February 3, 2008 · 0 Comments
Painted Bride Art Center February 1 – March 15, 2008
I’m tempted to call Sean Stoops’ exhibition at Painted Bride a Max Lawrence solo effort with some Jeremy Boyle mixed in for good measure. Which is not really a horrible critique, as I enjoyed the show, especially the offerings by Maximillian Lawrence. I just might be a little annoyed if I was Pablo Colapinto’s video in the downstairs’ back corner or even a little angry if I was Kara Crombie’s video shoved off to the side of the Bride’s front gallery top floor in the middle of what other-wise appears to be a Max Lawrence installation.
This “lion” is also by Max Lawrence. I do not know the true name because I forgot to take notes (per usual). If you ghost both hands over the paint you will be able to manipulate the audio of this piece. Here, Carrie Collins demonstrates the wrong way to do this.
I don’t want to hassle Sean too much about the gestalt of his group exhibition (It may be my fault that I still know nothing about Justin Marshall) as A.V.O.W offers the perfect chance to wax poetic about how difficult it is to arrange for an art show of Amps, Volts, Ohms, and Watt’s electrical magnitude. Mostly I want to give Mr. Stoops props for organizing a show in which six out of eight (?) pieces have to be plugged in inside of a gallery that had painted over all of its outlets. As a curator who is trying to put together an exhibition on open source technology and artworks (Given Enough Eyeballs at the Esther M. Klein in March) I have a first hand knowledge of how difficult it can be to supply your artists with things like electricity, computers, tvs, projectors and all of the myriad of things that art is displayed on or in currently.

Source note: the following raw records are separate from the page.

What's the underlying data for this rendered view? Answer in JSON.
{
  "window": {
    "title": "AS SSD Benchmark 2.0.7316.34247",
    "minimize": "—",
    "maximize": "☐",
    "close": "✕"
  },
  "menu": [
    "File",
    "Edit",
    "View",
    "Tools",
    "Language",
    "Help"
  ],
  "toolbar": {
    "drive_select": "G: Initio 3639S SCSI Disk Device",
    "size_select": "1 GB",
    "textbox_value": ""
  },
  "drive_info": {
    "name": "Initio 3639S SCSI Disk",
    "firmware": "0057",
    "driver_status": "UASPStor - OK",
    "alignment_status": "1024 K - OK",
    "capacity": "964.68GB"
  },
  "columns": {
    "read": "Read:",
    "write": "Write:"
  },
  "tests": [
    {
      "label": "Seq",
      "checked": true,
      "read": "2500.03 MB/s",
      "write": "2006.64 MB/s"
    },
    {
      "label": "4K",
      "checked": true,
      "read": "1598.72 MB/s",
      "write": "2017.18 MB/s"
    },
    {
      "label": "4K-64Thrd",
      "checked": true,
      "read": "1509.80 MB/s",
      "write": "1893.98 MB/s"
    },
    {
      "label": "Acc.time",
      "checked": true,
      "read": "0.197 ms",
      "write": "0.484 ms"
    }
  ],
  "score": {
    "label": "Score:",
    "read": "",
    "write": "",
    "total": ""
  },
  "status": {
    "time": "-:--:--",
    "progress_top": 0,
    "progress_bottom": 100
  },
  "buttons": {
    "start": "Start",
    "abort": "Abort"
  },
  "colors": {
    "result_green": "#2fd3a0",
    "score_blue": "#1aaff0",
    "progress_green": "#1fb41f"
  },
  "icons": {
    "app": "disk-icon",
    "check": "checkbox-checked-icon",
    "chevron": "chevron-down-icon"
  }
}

There is also the fear, with a show like A.V.O.W, that the art work won’t be turned on or working when the audience comes to see it. Three perfect examples of what could go wrong did go wrong while I was perusing the show; A piece of Jeremy Boyle’s automated drum-set detached itself, I couldn’t figure out how to work the Cd player to hear Huong Ngo’s audio piece, and I didn’t realize that you had to use both hands, creating a circuit, to hear the audio manipulations in Mr. Lawrence’s lion wall piece. As pal Nick Paparone exclaimed “That’s the problem with this type of show, too much can go wrong.”
Despite the SNAFU implications, A.V.O.W was time-well spent. It was great to see Max Lawrence’s Darlington Pair fully functional and (fingers crossed), it appears that in setting it up for a second time (It was mostly inoperable at Vox in December) all the bugs have been worked out. I think this is the first time I can safely say I’ve seen a complete work from Mr. Lawrence, though there is evidence from his mad-scientistesque work-bench installation, that Maximillian’s work is never done.